CASE 13873 Published on 04.12.2016

Ortner's Syndrome


Head & neck imaging

Case Type

Clinical Cases


Navni Garg, Kusum Pathania, Jyoti Arora


55 years, male

Area of Interest Head and neck ; Imaging Technique CT
Clinical History
A 55-year-old male with known rheumatic heart disease and severe mitral regurgitation presented to ENT outpatients complaining of hoarseness of voice for 15 days. Indirect laryngoscopy was performed, which revealed ulcers on both vocal cords with a fixed left true vocal cord.
Imaging Findings
Computed Tomography findings reveal cardiomegaly with a grossly dilated left atrium and prominent ascending aorta (Figure 1). No size significant hilar/mediastinal lymphadenopathy was noted. There was dilatation of the left pyriform sinus and laryngeal ventricle (Figures 2, 4). Over adduction of the right vocal cord with convex medial margins was noted (Figure 3).
On coronal CT sections there was flattening of the subglottic arch with dilatation of the left pyriform sinus (Figures 2 and 4).
Ortner's syndrome, also known as cardio vocal syndrome [1], is a rare entity characterized by left recurrent laryngeal nerve palsy resulting from cardiovascular pathologies. Such diseases include mitral valve disease, septal defects, thoracic aortic aneurysm, aneurysm of the ductus arteriosus or patent ductus arteriosus and pulmonary artery enlargement [2-4]. Left atrial enlargement due to any underlying cardiovascular disease is the most common cause.

The left recurrent laryngeal nerve is a branch of the vagus nerve arising at the level of the aortic arch and supplies all the intrinsic muscles of larynx except cricothyroid. It hooks around the ligamentum arteriosum at the level of aortopulmonary window and ascends upwards in the groove between trachea and esophagus. Left atrial enlargement causes stretching or compression of the nerve in the aortopulmonary window. It is therefore necessary to include the mediastinum to this level on computed tomography studies in order to analyze the entire course of left recurrent laryngeal nerve.

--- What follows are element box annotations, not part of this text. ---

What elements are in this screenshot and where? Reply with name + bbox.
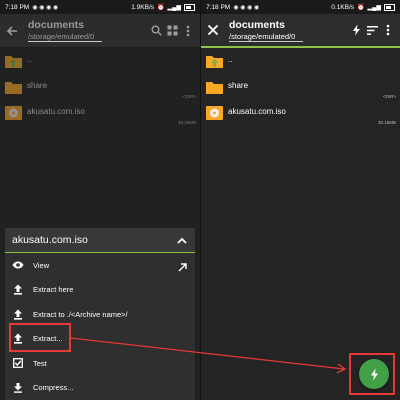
file-row-share[interactable]: share <DIR>: [201, 74, 400, 100]
extract-icon: [12, 308, 24, 320]
menu-item-label: View: [33, 260, 50, 270]
context-menu-sheet: akusatu.com.iso View Extract here Extrac…: [5, 228, 195, 400]
network-speed: 0.1KB/s: [331, 3, 355, 11]
file-name: akusatu.com.iso: [228, 107, 286, 116]
alarm-icon: ⏰: [157, 4, 165, 11]
status-time: 7:18 PM: [206, 3, 231, 11]
more-options-icon[interactable]: [380, 22, 396, 38]
file-row-parent[interactable]: ..: [0, 48, 200, 74]
extract-action-icon[interactable]: [348, 22, 364, 38]
signal-icon: ▂▄▆: [367, 4, 381, 11]
battery-icon: [384, 3, 395, 11]
path-dropdown[interactable]: /storage/emulated/0: [28, 32, 103, 42]
sort-icon[interactable]: [364, 22, 380, 38]
folder-icon: [206, 82, 223, 94]
checkbox-icon: [12, 357, 24, 369]
notification-icons: ◉ ◉ ◉ ◉: [32, 4, 59, 11]
menu-item-extract-here[interactable]: Extract here: [5, 278, 195, 303]
sheet-header: akusatu.com.iso: [5, 228, 195, 253]
right-screen: 7:18 PM ◉ ◉ ◉ ◉ 0.1KB/s ⏰ ▂▄▆ documents …: [200, 0, 400, 400]
status-time: 7:18 PM: [5, 3, 30, 11]
menu-item-label: Test: [33, 358, 47, 368]
battery-icon: [184, 3, 195, 11]
collapse-chevron-icon[interactable]: [174, 232, 190, 248]
menu-item-label: Extract here: [33, 285, 74, 295]
more-options-icon[interactable]: [180, 23, 196, 39]
eye-icon: [12, 259, 24, 271]
file-row-iso[interactable]: akusatu.com.iso 30.15MB: [201, 100, 400, 126]
menu-item-compress[interactable]: Compress...: [5, 376, 195, 400]
status-bar: 7:18 PM ◉ ◉ ◉ ◉ 0.1KB/s ⏰ ▂▄▆: [201, 0, 400, 14]
folder-title: documents: [28, 19, 85, 31]
path-dropdown[interactable]: /storage/emulated/0: [229, 32, 304, 42]
extract-highlight-box: [9, 323, 71, 352]
signal-icon: ▂▄▆: [167, 4, 181, 11]
parent-folder-icon: [206, 56, 223, 68]
file-name: akusatu.com.iso: [27, 107, 85, 116]
iso-file-icon: [5, 106, 22, 120]
folder-icon: [5, 82, 22, 94]
file-meta: 30.15MB: [377, 120, 396, 125]
app-bar: documents /storage/emulated/0: [0, 14, 200, 48]
extract-icon: [12, 284, 24, 296]
notification-icons: ◉ ◉ ◉ ◉: [233, 4, 260, 11]
folder-title: documents: [229, 18, 286, 31]
open-external-arrow-icon: [178, 259, 187, 277]
sheet-title: akusatu.com.iso: [12, 234, 88, 246]
compress-icon: [12, 382, 24, 394]
status-bar: 7:18 PM ◉ ◉ ◉ ◉ 1.9KB/s ⏰ ▂▄▆: [0, 0, 200, 14]
close-icon[interactable]: [205, 22, 221, 38]
file-name: ..: [27, 55, 32, 64]
file-row-share[interactable]: share <DIR>: [0, 74, 200, 100]
lightning-icon: [370, 368, 378, 380]
app-bar: documents /storage/emulated/0: [201, 14, 400, 48]
menu-item-label: Compress...: [33, 383, 74, 393]
file-name: ..: [228, 55, 233, 64]
alarm-icon: ⏰: [357, 4, 365, 11]
menu-item-label: Extract to ./<Archive name>/: [33, 309, 128, 319]
file-name: share: [228, 81, 249, 90]
extract-fab-button[interactable]: [359, 359, 389, 389]
back-arrow-icon[interactable]: [4, 23, 20, 39]
iso-file-icon: [206, 106, 223, 120]
file-row-iso[interactable]: akusatu.com.iso 30.15MB: [0, 100, 200, 126]
file-name: share: [27, 81, 48, 90]
search-icon[interactable]: [148, 23, 164, 39]
file-meta: <DIR>: [382, 94, 396, 99]
menu-item-test[interactable]: Test: [5, 351, 195, 376]
menu-item-view[interactable]: View: [5, 253, 195, 278]
file-row-parent[interactable]: ..: [201, 48, 400, 74]
network-speed: 1.9KB/s: [131, 3, 155, 11]
grid-view-icon[interactable]: [164, 23, 180, 39]
file-meta: 30.15MB: [177, 120, 196, 125]
file-meta: <DIR>: [182, 94, 196, 99]
parent-folder-icon: [5, 56, 22, 68]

CT findings suggestive of a vocal cord palsy are dilatation of the ipsilateral pyriform sinus and laryngeal ventricle and medial rotation and thickening of aryepiglottic fold [5]. During breath holding there is failure of adduction of paralyzed vocal cord with compensatory over adduction of the normal vocal cord giving a bowed appearance with convex margins medially.

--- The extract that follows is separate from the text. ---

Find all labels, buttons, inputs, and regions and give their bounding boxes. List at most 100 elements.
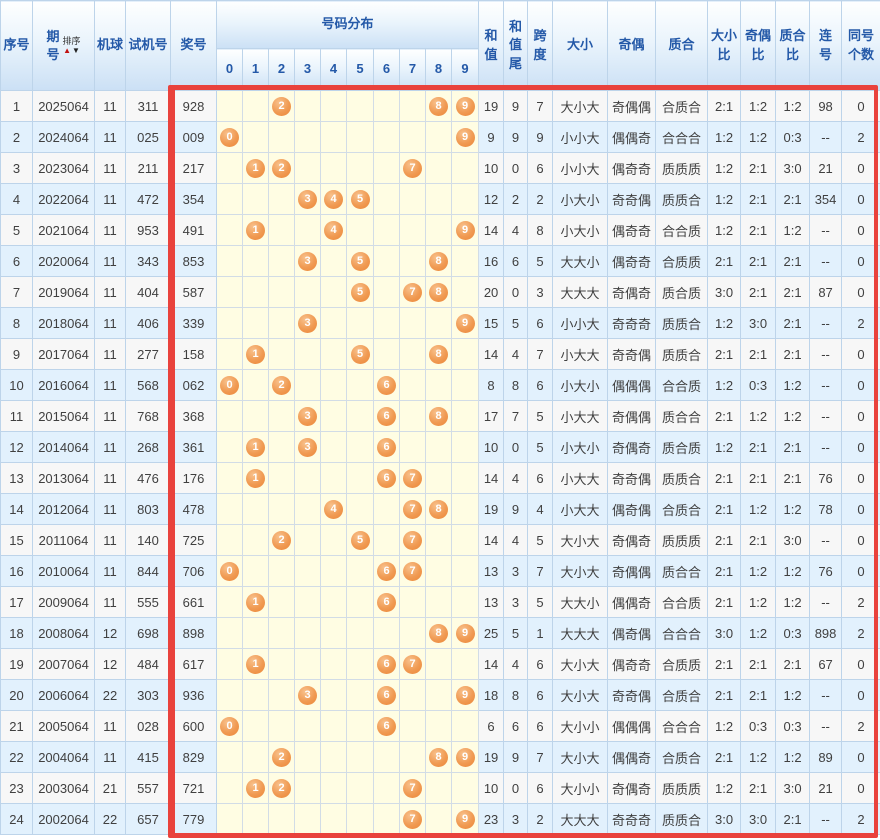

Ortner’s syndrome should be suspected clinically in cases of vocal cord palsy without clinically evident laryngeal lesions; though the final diagnosis is made by radiological investigations including CT from the base of the skull to the diaphragm following contrast-agent injection. In case a vascular cause or potentially hypervascular lesion is suspected, CT-angiography should be performed. In our case, contrast enhanced CT was not performed as mediastinal vessels were normal in calibre and left atrial enlargement was obvious on precontrast images.
Differential Diagnosis List
Left recurrent laryngeal nerve palsy due to left atrial enlargement (Ortner’s syndrome).
Left atrial aneurysm
Surgical iatrogenic injury
Final Diagnosis
Left recurrent laryngeal nerve palsy due to left atrial enlargement (Ortner’s syndrome).